Rockefeller UniversityDepending on your genes, Salmonella may perhaps mean a lot more than food poisoning. In a latest clinical study, experts at The Rockefeller University Hospital are tapering in on the genetic link which could possibly influence a person to a set of complications. Apparently, these set of complications are known as severe nontyphoidal salmonellosis (SNTS).

The study is believed to be soon examining medical records and blood samples of SNTS-diagnosed children. It may perhaps further elucidate the role of genetics in the immune system’s various responses to Salmonella infection thereby leading to more efficient treatments for the disease.

Certain strains of Salmonella are noted to be recognized for their virulence. For instance, Salmonella typhi seems to cause typhoid fever, which results in more than half a million deaths each year in the developing nations where it is prevalent. However, S. typhi is known to be a plain-dealing villain.

“The symptoms associated with typhoidal Salmonella are the same regardless of the host’s immunological profile,” says Carolina Prando, a postdoctoral fellow in Jean-Laurent Casanova’s Laboratory of Human Genetics of Infectious Diseases and the co-principal author of the study with Study Associate Stephanie Boisson-Dupuis.

It was observed that nontyphoidal strains, on the other hand, are the con artist of the Salmonella family. This is so, because they seem to be a frequent culprit behind food poisoning in healthy children. However, these nontyphoidal strains could possibly cause destruction in children with impaired immunity. They may perhaps affect any number of organ systems thereby producing liver or spleen abscesses, bone infections, meningitis or other disease conditions.

“These symptoms are decidedly non-gastroenterological; they are not symptoms normally produced by nontyphoidal Salmonella in healthy children,” continues Prando.

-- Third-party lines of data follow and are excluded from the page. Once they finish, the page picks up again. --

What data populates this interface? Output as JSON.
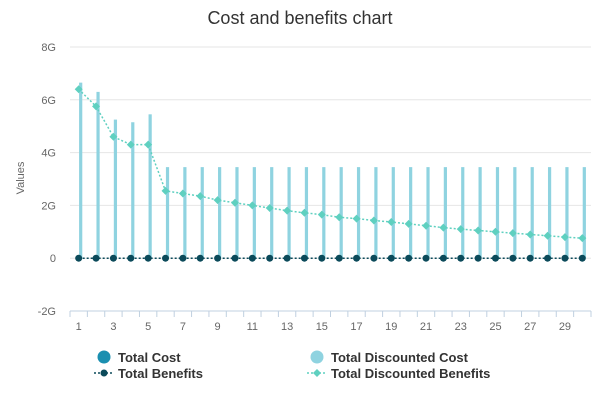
{
  "chart_data": {
    "type": "bar",
    "title": "Cost and benefits chart",
    "ylabel": "Values",
    "xlabel": "",
    "x": [
      1,
      2,
      3,
      4,
      5,
      6,
      7,
      8,
      9,
      10,
      11,
      12,
      13,
      14,
      15,
      16,
      17,
      18,
      19,
      20,
      21,
      22,
      23,
      24,
      25,
      26,
      27,
      28,
      29,
      30
    ],
    "x_tick_labels": [
      "1",
      "3",
      "5",
      "7",
      "9",
      "11",
      "13",
      "15",
      "17",
      "19",
      "21",
      "23",
      "25",
      "27",
      "29"
    ],
    "y_tick_labels": [
      "-2G",
      "0",
      "2G",
      "4G",
      "6G",
      "8G"
    ],
    "y_ticks": [
      -2,
      0,
      2,
      4,
      6,
      8
    ],
    "ylim": [
      -2,
      8
    ],
    "grid": true,
    "legend_position": "bottom",
    "series": [
      {
        "name": "Total Cost",
        "kind": "bar",
        "color": "#1a8fb0",
        "values": [
          0,
          0,
          0,
          0,
          0,
          0,
          0,
          0,
          0,
          0,
          0,
          0,
          0,
          0,
          0,
          0,
          0,
          0,
          0,
          0,
          0,
          0,
          0,
          0,
          0,
          0,
          0,
          0,
          0,
          0
        ]
      },
      {
        "name": "Total Discounted Cost",
        "kind": "bar",
        "color": "#8fd3e0",
        "values": [
          6.65,
          6.3,
          5.25,
          5.15,
          5.45,
          3.45,
          3.45,
          3.45,
          3.45,
          3.45,
          3.45,
          3.45,
          3.45,
          3.45,
          3.45,
          3.45,
          3.45,
          3.45,
          3.45,
          3.45,
          3.45,
          3.45,
          3.45,
          3.45,
          3.45,
          3.45,
          3.45,
          3.45,
          3.45,
          3.45
        ]
      },
      {
        "name": "Total Benefits",
        "kind": "line",
        "color": "#0b4a5a",
        "values": [
          0,
          0,
          0,
          0,
          0,
          0,
          0,
          0,
          0,
          0,
          0,
          0,
          0,
          0,
          0,
          0,
          0,
          0,
          0,
          0,
          0,
          0,
          0,
          0,
          0,
          0,
          0,
          0,
          0,
          0
        ]
      },
      {
        "name": "Total Discounted Benefits",
        "kind": "line",
        "color": "#5fd0c0",
        "values": [
          6.4,
          5.75,
          4.6,
          4.3,
          4.3,
          2.55,
          2.45,
          2.35,
          2.2,
          2.1,
          2.0,
          1.9,
          1.8,
          1.72,
          1.65,
          1.55,
          1.5,
          1.43,
          1.37,
          1.3,
          1.23,
          1.16,
          1.1,
          1.05,
          1.0,
          0.95,
          0.9,
          0.85,
          0.8,
          0.76
        ]
      }
    ]
  }
}
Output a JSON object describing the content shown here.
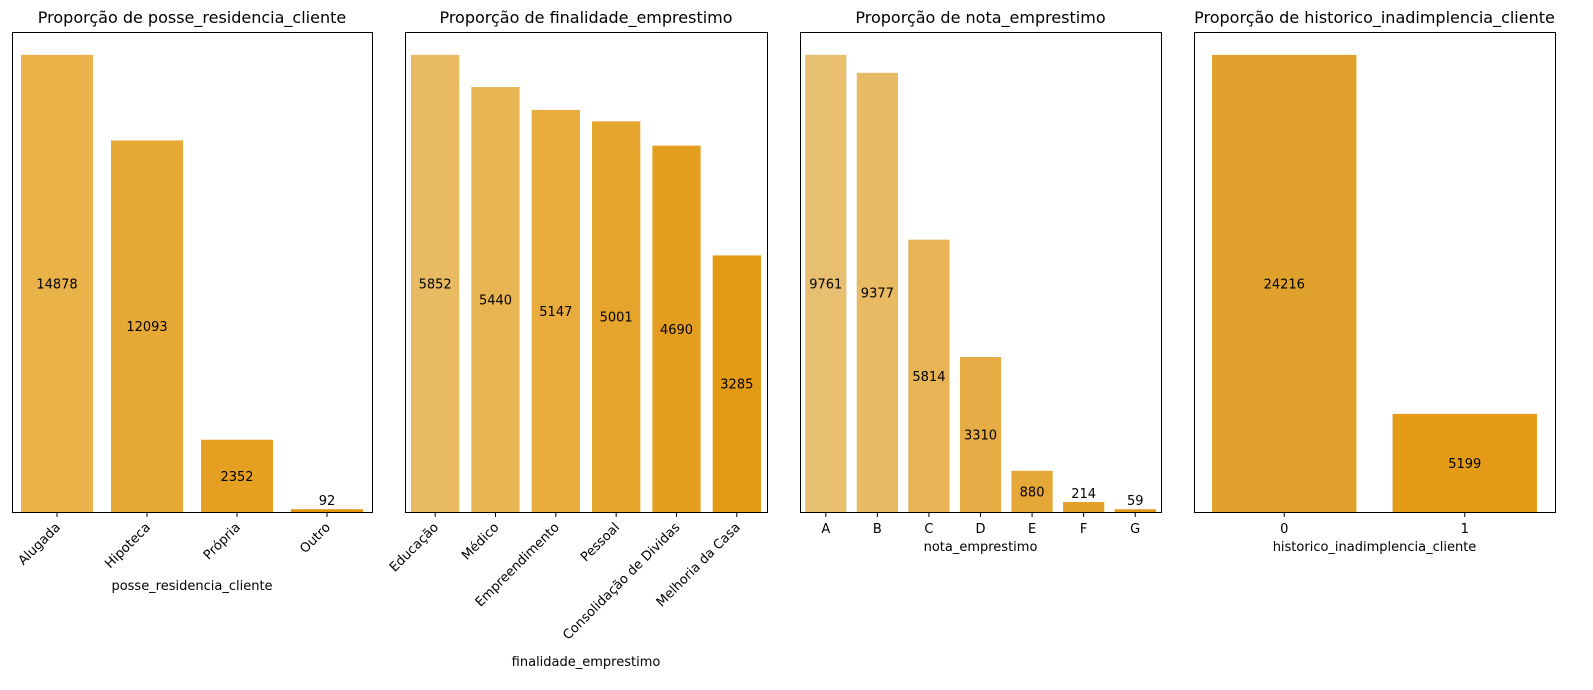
{
  "chart_data": [
    {
      "type": "bar",
      "title": "Proporção de posse_residencia_cliente",
      "xlabel": "posse_residencia_cliente",
      "ylabel": "",
      "categories": [
        "Alugada",
        "Hipoteca",
        "Própria",
        "Outro"
      ],
      "values": [
        14878,
        12093,
        2352,
        92
      ],
      "ylim": [
        0,
        15622
      ],
      "colors": [
        "#E9B34A",
        "#E7A936",
        "#E59F21",
        "#E3950D"
      ],
      "tick_rotation": 45,
      "yaxis_ticks": false
    },
    {
      "type": "bar",
      "title": "Proporção de finalidade_emprestimo",
      "xlabel": "finalidade_emprestimo",
      "ylabel": "",
      "categories": [
        "Educação",
        "Médico",
        "Empreendimento",
        "Pessoal",
        "Consolidação de Dividas",
        "Melhoria da Casa"
      ],
      "values": [
        5852,
        5440,
        5147,
        5001,
        4690,
        3285
      ],
      "ylim": [
        0,
        6145
      ],
      "colors": [
        "#E8BA62",
        "#E8B552",
        "#E7AC3D",
        "#E5A42C",
        "#E39E1F",
        "#E39A14"
      ],
      "tick_rotation": 45,
      "yaxis_ticks": false
    },
    {
      "type": "bar",
      "title": "Proporção de nota_emprestimo",
      "xlabel": "nota_emprestimo",
      "ylabel": "",
      "categories": [
        "A",
        "B",
        "C",
        "D",
        "E",
        "F",
        "G"
      ],
      "values": [
        9761,
        9377,
        5814,
        3310,
        880,
        214,
        59
      ],
      "ylim": [
        0,
        10249
      ],
      "colors": [
        "#E8BF71",
        "#E8BA63",
        "#E7B355",
        "#E6AD46",
        "#E5A737",
        "#E4A129",
        "#E39A19"
      ],
      "tick_rotation": 0,
      "yaxis_ticks": false
    },
    {
      "type": "bar",
      "title": "Proporção de historico_inadimplencia_cliente",
      "xlabel": "historico_inadimplencia_cliente",
      "ylabel": "",
      "categories": [
        "0",
        "1"
      ],
      "values": [
        24216,
        5199
      ],
      "ylim": [
        0,
        25427
      ],
      "colors": [
        "#E0A22C",
        "#E39B18"
      ],
      "tick_rotation": 0,
      "yaxis_ticks": false
    }
  ]
}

Previous year, Casanova’s laboratory, was noted to have been moved from the Necker Medical School in Paris to Rockefeller University. Supposedly, it has for over a decade been one of the world’s major centers of investigation on human genetic causes of mycobacterial disease.

Jean-Laurent Casanova’s group was believed to have identified six genes whose mutations predispose a person to mycobacterial infection. Allegedly, this influence occurs through the disturbance of key signaling pathways of the immune system. The latest study seems to intend to find similar disturbances connected to SNTS.

The investigators’ past work has shown that among patients with IL-12/23-IFN-γ, there seems to be a five percent frequency of SNTS which is associated with mycobacterial disease. Mutations in the IFN-γ-dependent part of a circuit are called as IL-12/23-IFN-γ. Whereas, it was observed that more than 50 percent of patients with a mutation in another part of the circuit are predisposed toward development of both mycobacterial and SNTS infections.

However, even these known genetic defects fail to elucidate all the cases. A big division of children with SNTS, especially children with isolated SNTS without mycobacterial disease seem to still lack a genetic clarification.

It was believed that the latest study focuses on the pathway of the signaling molecule known as IL-23. The study experts are at present noted to be working with data supplied by pediatricians whose patients had presented with SNTS affecting bones, lymph nodes, the central nervous system and other areas. Also, they seem to have 40 subjects for the study and aim to gather data on at least 60 more.

“If we are correct, then a known genetic mutation or history of infection in one family member can suggest the right diagnostic testing for other family members. Therapeutically, new approaches based on replacing what’s missing in the immune system may be developed,” elucidates Boisson-Dupuis.

By mapping out genes involved in the IL-23-dependent pathway, Prando and Boisson-Dupuis look forward in pointing out the genetic cause behind the unexplained cases of SNTS. In addition, they hope to definitively distinguish the pathways which could possibly lead to mycobacterial disease from those that lead to SNTS.